Seahawks Unaffected By Number Of Active Receivers

I wasn't sure what to write today, so Mike Sando comes to the rescue.

Seattle would prefer to keep five receivers active on game days. The table might show why. The Seahawks' offense scored 10.5 additional points per game when the team kept a fifth receiver active for games last season (based on information available in official NFL gamebooks). I can't prove there's correlation here, but the team did average more than two additional passing first downs per game with the extra receiver available.
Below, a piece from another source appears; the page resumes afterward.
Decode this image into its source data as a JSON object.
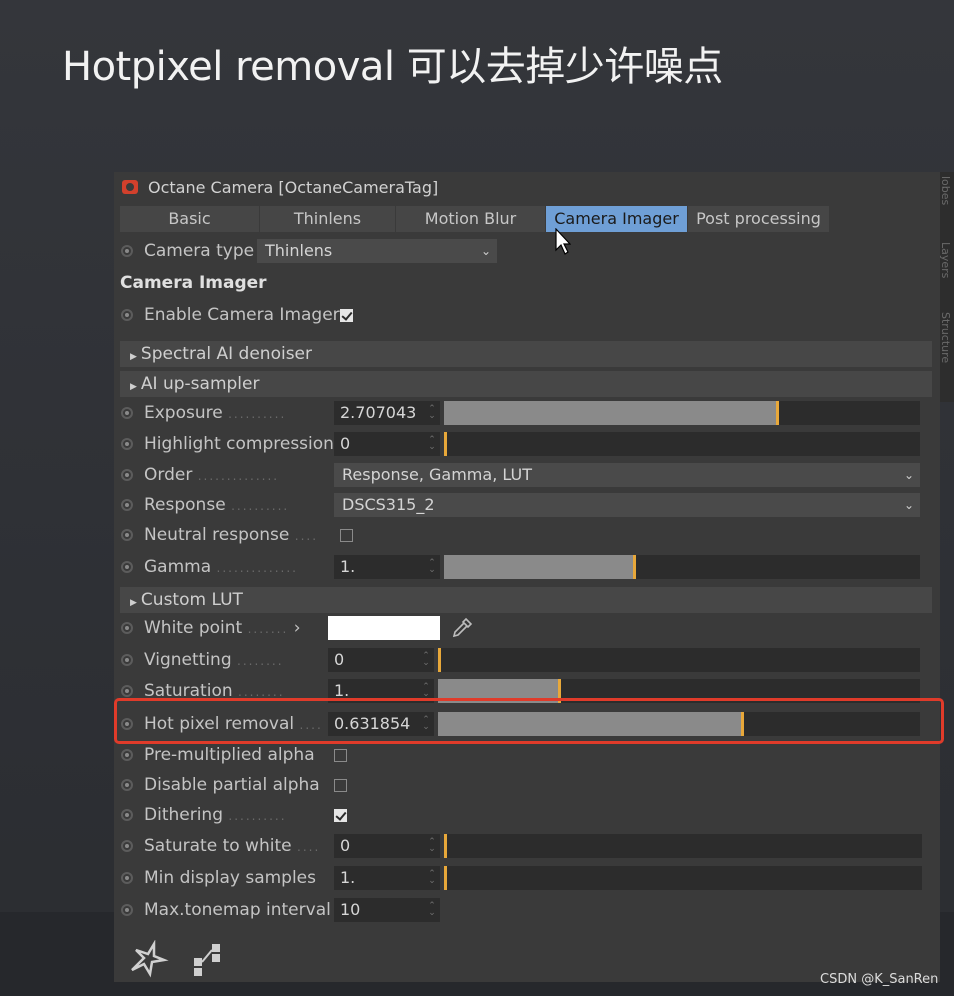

I don't see how having an extra receiver would so dramatically affect scoring and I imagine this is just data molestation, but let's see. Let's try to clean this up a little. The first thing that must be removed is points created by the defense and special teams, neither of which is influenced by an additional receiver. Next, since bend but don't break defenses exist, but are rare and often don't carry year to year, let's compare yards rather than points. That should further remove the impact of good field position created by the defense and special teams. Then we'll adjust for pace, finding yards per drive. Finally, we'll use drive stats to create an opponent adjustment. So what are we left with?

9 games with 4 WRs

Avg: 322.22 yards

Outlier: @ Pittsburg: 144 yards

Avg w/o Outlier: 344.50

7 Games with 5 WRs

Avg: 384.43

Outlier: @ Atlanta: 501 yards

Avg w/o Outlier: 365.00

You don't have to remove the outlier, but I do think it's instructive. I refer to the Pittsburgh contest as an outlier because it's more than two standard deviations (71.07 yards) from the average of all nine contests. I refer to the Atlanta contest as an outlier because it was week 17, the Falcons were in ruins, Seattle was resting many of its starters and nothing within that game represented reality. Now let's adjust for pace. I tallied the total number of drives, removed punt and kick return TDs and removed end of half kneel downs.

9 games with 4 WRs

Yards Per Drive: 27.88

YPD w/o Outlier: 29.32

7 games with 5 WRs

YPD: 31.66

YPD w/o Outlier: 30.00

Even more than before, most of the difference lies in two games, Pittsburgh and Atlanta. But we're not done, let's now adjust for opponent.

9 games with 4 WRs

Average YPD: 28.21

w/o Outlier: 28.58

Percentage of Average YPD: 99%

Percentage of Average YPD w/o Outlier: 103%

7 games with 5 WRs

Average YPD : 29.00

w/o Outlier: 28.65

Percentage of Average YPD: 109%

Percentage of Average YPD w/o Outlier: 105%

So, removing the impact of defense and special teams, and adjusting for opponent and pace, Seattle did perform substantially better with five active wide receivers than it did with four. That difference, though, is almost entirely comprised of a 144 yard disaster in Pittsburgh and a week 17, 501 yard free for all against Atlanta. The seven games featuring five active wide receivers also encompass the three games Shaun Alexander missed with injury. Further, no adjustment has been made for the quality of receiver lost or the quality of that receiver's replacement. Notably, D.J. Hackett had but one reception for seven yards in the nine weeks Seattle activated four receivers, but 31 receptions for 377 yards in the seven weeks Seattle activated five receivers.

All that data rigmarole can be boiled down to something simple: I don't expect the number of wide receivers active on Sunday to have any impact on Seattle's offense.